Volunteer, Sol Walsh, planting a tree. Volunteers were coordinated by The Learning Environment


Whitebait species inanga/atutahi in the Whanganui River have more space to spawn thanks to restoration at Te Ao Hou marae and neighbouring properties in Aramoho.

Date:  03 July 2024

The project, a collaboration between the DOC, the marae, and Horizons Regional Council, is creating 500 m additional spawning habitat for atutahi.

DOC River Ranger Jane Taylor says the work began in response to a survey showing just how little spawning habitat was available in the lower Whanganui River.

“Through a series of hui and site assessments the riverbank beside Te Ao Hou was identified as a place suitable for a collaborative restoration project.”

“It has been truly collaborative in the way neighbours and our many contractors have worked closely with the marae to agree on an approach.”

“The first step was to remove willows, pampas and other weeds before reshaping the bank to reduce steepness. A gentler slope means more area is underwater in the big spring tides when atutahi lay their eggs,” says Jane.

The earthworks revealed some surprises.

“When preparing the site, we discovered the area was used in the past as an informal tip. Contractors had to take over 30 loads of rubbish to the dump.”

Despite the setback, restoration efforts continued recently with a community planting day at the marae. Over 2000 native plants will help stabilise the bank and provide spawning habitat.

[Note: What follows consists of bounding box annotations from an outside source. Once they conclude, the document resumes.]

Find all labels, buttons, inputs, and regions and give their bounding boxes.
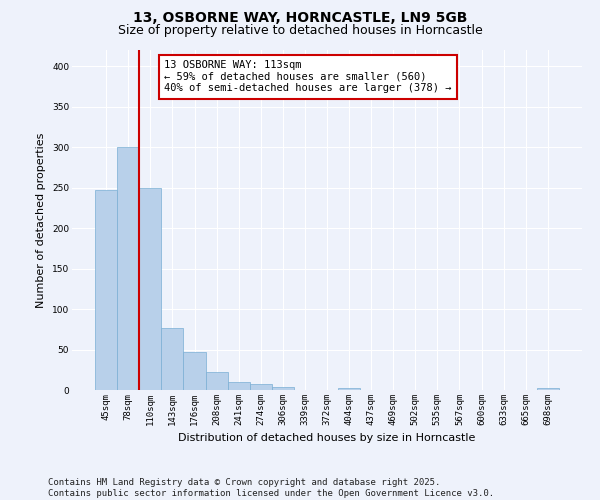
Text: Size of property relative to detached houses in Horncastle: Size of property relative to detached ho…: [118, 24, 482, 37]
Text: Contains HM Land Registry data © Crown copyright and database right 2025.
Contai: Contains HM Land Registry data © Crown c…: [48, 478, 494, 498]
Bar: [272, 387, 294, 390]
Y-axis label: Number of detached properties: Number of detached properties: [37, 132, 46, 308]
Bar: [250, 384, 272, 390]
Bar: [227, 382, 250, 390]
Bar: [184, 352, 206, 390]
Bar: [161, 328, 184, 390]
Text: 13 OSBORNE WAY: 113sqm
← 59% of detached houses are smaller (560)
40% of semi-de: 13 OSBORNE WAY: 113sqm ← 59% of detached…: [164, 60, 451, 94]
Bar: [117, 147, 139, 390]
X-axis label: Distribution of detached houses by size in Horncastle: Distribution of detached houses by size …: [178, 434, 476, 444]
Bar: [338, 388, 360, 390]
Bar: [95, 190, 117, 390]
Bar: [206, 372, 227, 390]
Bar: [139, 188, 161, 390]
Text: 13, OSBORNE WAY, HORNCASTLE, LN9 5GB: 13, OSBORNE WAY, HORNCASTLE, LN9 5GB: [133, 11, 467, 25]
Bar: [537, 388, 559, 390]
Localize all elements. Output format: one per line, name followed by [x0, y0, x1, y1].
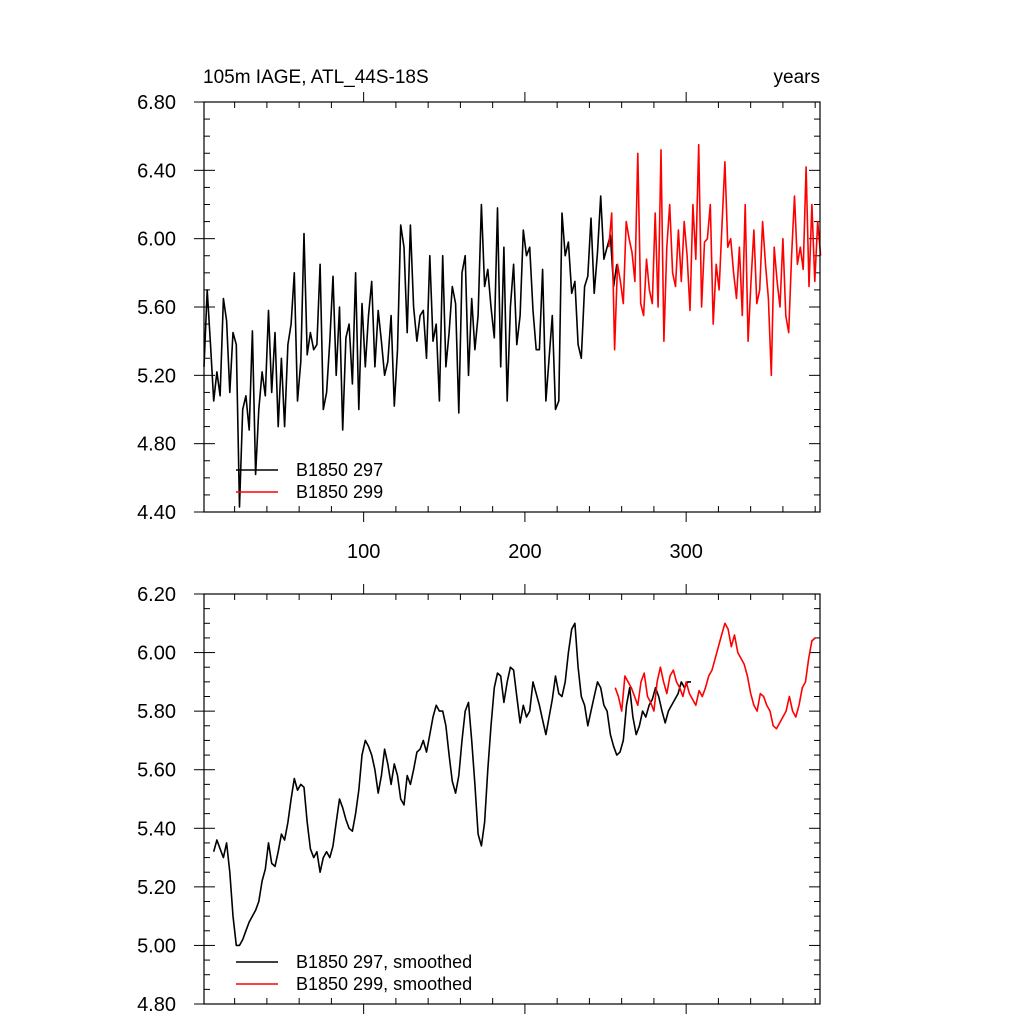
panel-title: 105m IAGE, ATL_44S-18S — [203, 67, 429, 88]
y-tick-label: 5.20 — [137, 877, 176, 899]
series-line-2 — [614, 622, 816, 730]
x-axis-units-label: years — [774, 67, 820, 88]
series-line-1 — [203, 195, 618, 508]
top-axis-ticks: 4.40 4.80 5.20 5.60 6.00 6.40 6.80 100 200 300 — [137, 92, 820, 563]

Geoff Hipango, kaitiaki at Te Ao Hou marae, is excited to see the continuation of riverbank restoration which has been part of their vision for the marae. The involvement of DOC and Horizons Regional Council has helped speed up the work.

Geoff says the restoration project is a win-win for the marae, thanks to the use of Whanganui tribal knowledge systems, science, and collaboration with the community.

“Healing the river is also healing for us. We want to create a paradise,” says Geoff.

“If we lay the groundwork, the next generation will hopefully inherit an awa that’s in better condition. Ko te awa te mātāpuna o te ora – the river is the spring of our wellness. Not just for our people but for the river herself.”

An aerial view of the restoration area on the banks of the Whanganui River.
Aerial view of the restoration area on the banks of the Whanganui River
Image: Horizons Regional Council

Background information

DOC is working in a partnership with others to restore the Whanganui River catchment under its Ngā Awa river restoration programme. The programme focuses on restoring 14 priority river catchments around the country.